In a spacious MPV, there is more room to play and watch out of the window. There is less fighting and irritation on longer journeys because of the space around them. I also had a midsize sedan, the Citroën Xantia. The kids hated travelling in that car, they felt confined. For parents, perhaps the biggest plus is not having to think about luggage when preparing for a journey. There is always room for an extra bag.
Visiting an amusement park or other destination a little further off for a day trip should be possible without (much) charging. Having a bathroom break every hour and a half is just too often.
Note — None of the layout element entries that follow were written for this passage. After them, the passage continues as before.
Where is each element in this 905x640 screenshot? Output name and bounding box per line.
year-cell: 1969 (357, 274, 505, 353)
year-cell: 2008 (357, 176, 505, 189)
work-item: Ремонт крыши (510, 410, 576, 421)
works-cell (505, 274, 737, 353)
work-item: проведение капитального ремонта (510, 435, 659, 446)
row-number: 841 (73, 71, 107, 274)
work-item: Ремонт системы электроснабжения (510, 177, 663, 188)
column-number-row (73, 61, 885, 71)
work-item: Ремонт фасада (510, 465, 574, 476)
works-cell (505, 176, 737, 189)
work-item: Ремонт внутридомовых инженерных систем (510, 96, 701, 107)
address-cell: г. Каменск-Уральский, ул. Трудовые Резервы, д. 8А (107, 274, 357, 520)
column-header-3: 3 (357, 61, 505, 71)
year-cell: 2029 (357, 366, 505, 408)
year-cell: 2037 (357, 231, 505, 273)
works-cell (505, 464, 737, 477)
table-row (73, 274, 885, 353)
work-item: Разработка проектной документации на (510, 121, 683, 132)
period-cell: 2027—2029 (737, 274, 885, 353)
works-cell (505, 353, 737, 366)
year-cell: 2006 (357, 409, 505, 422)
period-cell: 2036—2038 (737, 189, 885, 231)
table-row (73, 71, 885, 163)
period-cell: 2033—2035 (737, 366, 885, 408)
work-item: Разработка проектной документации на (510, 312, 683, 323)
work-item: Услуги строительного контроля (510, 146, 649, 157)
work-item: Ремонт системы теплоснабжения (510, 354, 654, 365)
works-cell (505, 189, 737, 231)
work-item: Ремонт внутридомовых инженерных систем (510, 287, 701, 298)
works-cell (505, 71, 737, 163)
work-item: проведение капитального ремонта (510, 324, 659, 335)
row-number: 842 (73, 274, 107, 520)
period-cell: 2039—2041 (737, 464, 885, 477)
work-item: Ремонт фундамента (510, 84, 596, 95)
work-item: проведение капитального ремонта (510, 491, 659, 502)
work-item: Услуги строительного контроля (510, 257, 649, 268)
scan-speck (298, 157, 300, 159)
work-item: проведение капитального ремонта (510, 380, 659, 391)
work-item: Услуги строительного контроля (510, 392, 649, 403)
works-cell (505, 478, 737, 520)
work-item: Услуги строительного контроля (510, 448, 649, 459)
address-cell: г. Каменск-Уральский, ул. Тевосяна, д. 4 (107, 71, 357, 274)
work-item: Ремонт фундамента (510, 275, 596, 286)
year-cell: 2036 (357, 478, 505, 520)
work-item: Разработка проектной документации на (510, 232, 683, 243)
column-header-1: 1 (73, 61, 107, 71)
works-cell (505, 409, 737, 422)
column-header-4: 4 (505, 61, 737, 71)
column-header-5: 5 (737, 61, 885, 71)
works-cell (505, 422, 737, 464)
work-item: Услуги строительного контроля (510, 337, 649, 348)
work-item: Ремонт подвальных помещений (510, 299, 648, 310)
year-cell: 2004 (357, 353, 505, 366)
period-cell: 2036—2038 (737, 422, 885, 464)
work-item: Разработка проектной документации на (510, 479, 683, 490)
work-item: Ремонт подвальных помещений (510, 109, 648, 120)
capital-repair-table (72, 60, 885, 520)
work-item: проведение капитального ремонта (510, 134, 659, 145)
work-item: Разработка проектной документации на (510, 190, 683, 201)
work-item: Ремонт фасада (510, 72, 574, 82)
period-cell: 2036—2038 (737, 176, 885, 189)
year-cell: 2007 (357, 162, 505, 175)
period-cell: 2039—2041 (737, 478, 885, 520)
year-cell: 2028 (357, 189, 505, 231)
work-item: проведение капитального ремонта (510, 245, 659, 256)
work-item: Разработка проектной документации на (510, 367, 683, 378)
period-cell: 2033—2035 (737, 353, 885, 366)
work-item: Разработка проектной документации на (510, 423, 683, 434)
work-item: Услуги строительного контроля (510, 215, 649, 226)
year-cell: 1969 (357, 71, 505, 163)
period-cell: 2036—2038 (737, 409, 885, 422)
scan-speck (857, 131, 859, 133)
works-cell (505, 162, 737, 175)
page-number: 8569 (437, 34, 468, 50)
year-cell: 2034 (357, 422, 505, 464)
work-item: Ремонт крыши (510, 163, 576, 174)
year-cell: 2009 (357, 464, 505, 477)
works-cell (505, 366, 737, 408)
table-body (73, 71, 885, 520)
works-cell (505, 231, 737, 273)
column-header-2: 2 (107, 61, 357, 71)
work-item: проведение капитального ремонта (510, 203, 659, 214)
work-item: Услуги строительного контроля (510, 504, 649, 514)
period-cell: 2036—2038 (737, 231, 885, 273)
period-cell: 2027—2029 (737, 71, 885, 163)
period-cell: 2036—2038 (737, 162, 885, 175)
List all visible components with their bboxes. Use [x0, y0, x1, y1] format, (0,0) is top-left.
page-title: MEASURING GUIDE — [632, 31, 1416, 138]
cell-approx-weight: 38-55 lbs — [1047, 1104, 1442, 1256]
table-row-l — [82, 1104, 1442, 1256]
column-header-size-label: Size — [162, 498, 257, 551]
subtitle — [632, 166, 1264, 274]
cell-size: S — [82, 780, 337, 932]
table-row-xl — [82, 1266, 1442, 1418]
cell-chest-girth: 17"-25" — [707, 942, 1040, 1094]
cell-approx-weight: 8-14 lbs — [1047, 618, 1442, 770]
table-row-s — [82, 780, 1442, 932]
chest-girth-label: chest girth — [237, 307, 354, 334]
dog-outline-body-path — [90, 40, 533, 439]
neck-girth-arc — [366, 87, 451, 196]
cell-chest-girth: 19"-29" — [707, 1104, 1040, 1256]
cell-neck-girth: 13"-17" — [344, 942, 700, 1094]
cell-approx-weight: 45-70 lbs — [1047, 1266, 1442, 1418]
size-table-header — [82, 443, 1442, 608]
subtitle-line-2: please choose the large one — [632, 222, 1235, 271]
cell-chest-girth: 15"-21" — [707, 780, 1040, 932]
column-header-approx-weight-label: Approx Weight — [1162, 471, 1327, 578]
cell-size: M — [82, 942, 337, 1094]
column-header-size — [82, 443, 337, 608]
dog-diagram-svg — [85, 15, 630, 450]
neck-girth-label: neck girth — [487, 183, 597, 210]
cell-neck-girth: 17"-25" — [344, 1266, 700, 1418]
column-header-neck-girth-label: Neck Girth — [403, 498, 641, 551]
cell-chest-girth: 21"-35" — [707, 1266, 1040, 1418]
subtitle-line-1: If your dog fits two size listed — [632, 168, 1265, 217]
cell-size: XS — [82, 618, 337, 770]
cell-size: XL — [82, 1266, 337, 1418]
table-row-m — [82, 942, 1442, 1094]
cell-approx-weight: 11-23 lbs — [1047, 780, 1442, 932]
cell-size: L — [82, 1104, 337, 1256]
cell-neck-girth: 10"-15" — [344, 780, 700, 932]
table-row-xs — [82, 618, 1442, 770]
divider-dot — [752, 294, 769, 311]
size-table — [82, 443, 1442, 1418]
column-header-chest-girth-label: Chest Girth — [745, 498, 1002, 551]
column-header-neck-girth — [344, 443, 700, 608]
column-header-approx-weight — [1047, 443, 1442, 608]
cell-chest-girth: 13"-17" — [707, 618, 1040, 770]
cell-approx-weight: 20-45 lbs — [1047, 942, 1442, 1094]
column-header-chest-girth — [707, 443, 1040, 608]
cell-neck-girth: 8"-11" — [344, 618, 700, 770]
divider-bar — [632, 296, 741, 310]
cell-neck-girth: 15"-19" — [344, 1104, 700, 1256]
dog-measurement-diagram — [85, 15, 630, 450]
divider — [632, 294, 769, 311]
But for me, without kids, I would love to have ë-Space Tourer M 75kWh. It has all the nice, modern driver-assist features you can find on the best BEV — the list is long and about the same as in the ë-C4. It has the tablet holder for the passenger seat and inductive charger for your telephone. It has the connected services we have become used to, including calling emergency services when an airbag deploys.
With only 3–4 seats (second and third row seats are removable and perfect as camping seats) and a sleeping bag, I could not imagine a better vehicle to see the world.
But best of all — it has a suspension which Citroën is proud of. The brand is famous for its pioneering solutions on front-wheel drive (remember the “Traction Avant”) and its hydropneumatic suspension. This suspension was banned from F1 racing because Citroën was not willing to license it to all teams, giving unfair advantage to the teams that did have it. These new suspensions that Citroën has developed for the PSA Group promise to be amazing.
On paper, these electric LCV and MPV options look like best-in-class vehicles. As soon as they come to the market, I will go on a long test drive. I cannot wait to try this out.